A: About 35–45 minutes. Lentils need ~20 minutes to fully soften; while they cook you can prep broccoli and boil pasta so the final assembly is fast.
Q: Can I skip soaking the lentils?
A: The short 5-minute soak softens them slightly and helps rinse surface dust; it’s not essential but helps even cooking. Make sure to rinse well and watch while boiling.
Q: Is tapioca starch necessary? What can I use instead?
A: Tapioca gives the sauce stretch and sheen typical of “cheese.” You can substitute cornstarch or arrowroot (same quantity), but the texture will be less elastic and slightly different in mouthfeel.
Q: Is this gluten-free?
A: Yes, if you use certified gluten-free chickpea pasta (Banza is typically gluten-free). Always check labels on vegan cheese and other packaged ingredients.
Q: How high-protein is it?
A: The combination of chickpea pasta and red lentils makes this higher in protein than traditional mac and cheese. Exact grams depend on specific product brands and portion size, but you’ll get a noticeably bigger protein hit than from wheat pasta alone.
Q: Can I make the sauce ahead?
A: Yes. Blend the sauce and refrigerate for up to 3 days or freeze for up to 3 months. Reheat gently and whisk with a little nondairy milk before tossing with freshly cooked pasta and broccoli.
If you have other questions — swaps, timing, or allergy-friendly options — ask and I’ll help you adapt the recipe.
PrintCreamy Vegan Mac and Cheese with Broccoli
A creamy, plant-based mac and cheese using red lentils and chickpea pasta, packed with protein and nutrients from broccoli.
- Prep Time: 15 minutes
- Cook Time: 30 minutes
- Total Time: 45 minutes
- Yield: 4 servings
- Category: Main Course
- Method: Baking
- Cuisine: Vegan Italian
- Diet: Vegetarian
Ingredients
- 0.75 cup red lentils (135 g), soaked 5 minutes, drained
- 1 box Banza chickpea pasta (8 oz / 227 g)
- 1 whole broccoli crown (about 20 oz / 600 g), cut into small florets and diced stems
- 3 tablespoons nutritional yeast
- 1/4 teaspoon paprika
- 1/4 teaspoon turmeric
- 2 tablespoons tapioca starch
- 2 teaspoons salt, or to taste
- 1/2 cup nondairy milk (120 ml), unsweetened & unflavored
- 1/2 cup vegan cheddar shreds (56 g)
- 1/2 teaspoon garlic powder, or to taste
Instructions
- Soak the red lentils in a small bowl and cover with water by about 1/2 inch. Let sit 5 minutes, then drain completely. Transfer to a medium saucepan with 2 cups water. Bring to a boil and cook for 20 minutes, stirring occasionally, until the lentils are fully soft and breaking down into mush.

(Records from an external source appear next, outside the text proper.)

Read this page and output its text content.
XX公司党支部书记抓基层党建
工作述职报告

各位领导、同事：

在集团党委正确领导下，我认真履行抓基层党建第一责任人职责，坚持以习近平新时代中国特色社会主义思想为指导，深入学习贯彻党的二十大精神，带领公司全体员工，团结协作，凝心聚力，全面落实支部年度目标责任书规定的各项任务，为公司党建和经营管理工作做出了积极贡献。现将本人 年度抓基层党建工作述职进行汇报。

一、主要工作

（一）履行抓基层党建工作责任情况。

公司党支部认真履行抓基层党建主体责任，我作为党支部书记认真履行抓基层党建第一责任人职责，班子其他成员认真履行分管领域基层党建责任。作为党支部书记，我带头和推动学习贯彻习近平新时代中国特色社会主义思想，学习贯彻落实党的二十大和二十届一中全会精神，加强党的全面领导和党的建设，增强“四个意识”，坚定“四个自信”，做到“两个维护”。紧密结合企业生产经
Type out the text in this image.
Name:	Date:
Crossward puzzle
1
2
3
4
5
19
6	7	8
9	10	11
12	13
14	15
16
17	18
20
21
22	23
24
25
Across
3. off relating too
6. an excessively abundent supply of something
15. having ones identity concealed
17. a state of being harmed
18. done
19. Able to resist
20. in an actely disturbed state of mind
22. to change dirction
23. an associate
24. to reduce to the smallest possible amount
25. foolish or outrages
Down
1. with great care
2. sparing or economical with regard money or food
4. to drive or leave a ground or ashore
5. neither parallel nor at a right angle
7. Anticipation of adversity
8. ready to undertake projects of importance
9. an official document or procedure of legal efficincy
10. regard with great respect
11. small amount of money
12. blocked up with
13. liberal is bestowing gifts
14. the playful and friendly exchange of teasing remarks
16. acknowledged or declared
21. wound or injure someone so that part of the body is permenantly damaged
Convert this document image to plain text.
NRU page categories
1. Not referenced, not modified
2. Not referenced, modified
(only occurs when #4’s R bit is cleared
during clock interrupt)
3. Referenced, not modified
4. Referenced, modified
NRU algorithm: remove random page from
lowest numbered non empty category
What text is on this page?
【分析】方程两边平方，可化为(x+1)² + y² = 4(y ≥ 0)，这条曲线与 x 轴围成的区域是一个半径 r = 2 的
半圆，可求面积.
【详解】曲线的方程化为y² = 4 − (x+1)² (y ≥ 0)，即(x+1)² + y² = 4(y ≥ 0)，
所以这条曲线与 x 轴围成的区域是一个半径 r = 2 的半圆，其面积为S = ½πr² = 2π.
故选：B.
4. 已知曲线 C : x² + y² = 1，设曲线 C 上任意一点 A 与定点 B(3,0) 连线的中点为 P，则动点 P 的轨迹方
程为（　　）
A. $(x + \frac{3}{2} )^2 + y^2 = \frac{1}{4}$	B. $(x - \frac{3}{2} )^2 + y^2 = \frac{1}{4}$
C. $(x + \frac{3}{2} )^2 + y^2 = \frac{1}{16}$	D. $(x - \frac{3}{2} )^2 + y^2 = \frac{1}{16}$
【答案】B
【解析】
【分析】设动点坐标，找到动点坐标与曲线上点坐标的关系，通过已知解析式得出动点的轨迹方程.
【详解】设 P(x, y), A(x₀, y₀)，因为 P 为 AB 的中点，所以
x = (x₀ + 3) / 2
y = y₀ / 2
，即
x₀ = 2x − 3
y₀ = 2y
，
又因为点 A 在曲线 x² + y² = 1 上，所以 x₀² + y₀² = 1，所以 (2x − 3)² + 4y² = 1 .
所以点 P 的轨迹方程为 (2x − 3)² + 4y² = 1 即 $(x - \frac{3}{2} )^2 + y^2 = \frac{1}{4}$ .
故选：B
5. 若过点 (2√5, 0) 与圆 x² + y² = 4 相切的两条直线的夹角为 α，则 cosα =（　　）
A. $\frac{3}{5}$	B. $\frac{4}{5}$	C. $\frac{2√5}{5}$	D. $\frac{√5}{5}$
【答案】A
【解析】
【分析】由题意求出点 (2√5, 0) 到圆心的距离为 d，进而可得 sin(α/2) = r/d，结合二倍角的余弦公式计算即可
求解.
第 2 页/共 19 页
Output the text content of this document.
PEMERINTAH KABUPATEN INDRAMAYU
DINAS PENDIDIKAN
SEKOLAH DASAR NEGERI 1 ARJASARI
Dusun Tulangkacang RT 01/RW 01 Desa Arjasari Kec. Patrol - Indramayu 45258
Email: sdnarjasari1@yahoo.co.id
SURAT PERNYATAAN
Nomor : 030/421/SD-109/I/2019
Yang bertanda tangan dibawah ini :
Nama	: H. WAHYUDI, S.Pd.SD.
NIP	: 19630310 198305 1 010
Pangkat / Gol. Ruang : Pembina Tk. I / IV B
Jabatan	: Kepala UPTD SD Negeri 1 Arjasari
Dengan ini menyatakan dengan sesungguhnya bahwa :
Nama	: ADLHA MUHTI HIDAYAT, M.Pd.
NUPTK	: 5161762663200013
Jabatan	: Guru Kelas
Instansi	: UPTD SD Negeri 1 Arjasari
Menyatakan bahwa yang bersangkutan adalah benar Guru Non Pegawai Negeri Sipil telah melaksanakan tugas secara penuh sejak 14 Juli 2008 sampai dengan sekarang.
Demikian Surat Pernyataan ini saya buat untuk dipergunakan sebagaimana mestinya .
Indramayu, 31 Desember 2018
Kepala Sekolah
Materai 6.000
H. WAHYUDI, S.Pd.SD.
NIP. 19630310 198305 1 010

- Prep the broccoli while the lentils cook, cutting it into uniform small florets and dicing stems into bite-sized pieces.
- Blend the lentils when they are mushy with nutritional yeast, paprika, turmeric, tapioca starch, salt, nondairy milk, vegan cheddar shreds, and garlic powder until completely smooth and silky.
- Steam the broccoli in a large pan with 1/2 cup water, covered, on high for 8–10 minutes until tender.
- Cook the chickpea pasta according to package directions, stopping just shy of al dente. Drain and add the pasta directly to the pan with the steamed broccoli.
- Combine the blended cheese sauce with the pasta and broccoli, cooking on medium-low for 2–3 minutes until thickened to your preferred consistency. Adjust seasoning and serve immediately.
Notes
For a creamier texture, blend the sauce while the lentils are warm. Also, tapioca starch provides the sauce with stretch and gloss, but cornstarch or arrowroot can be used as substitutes.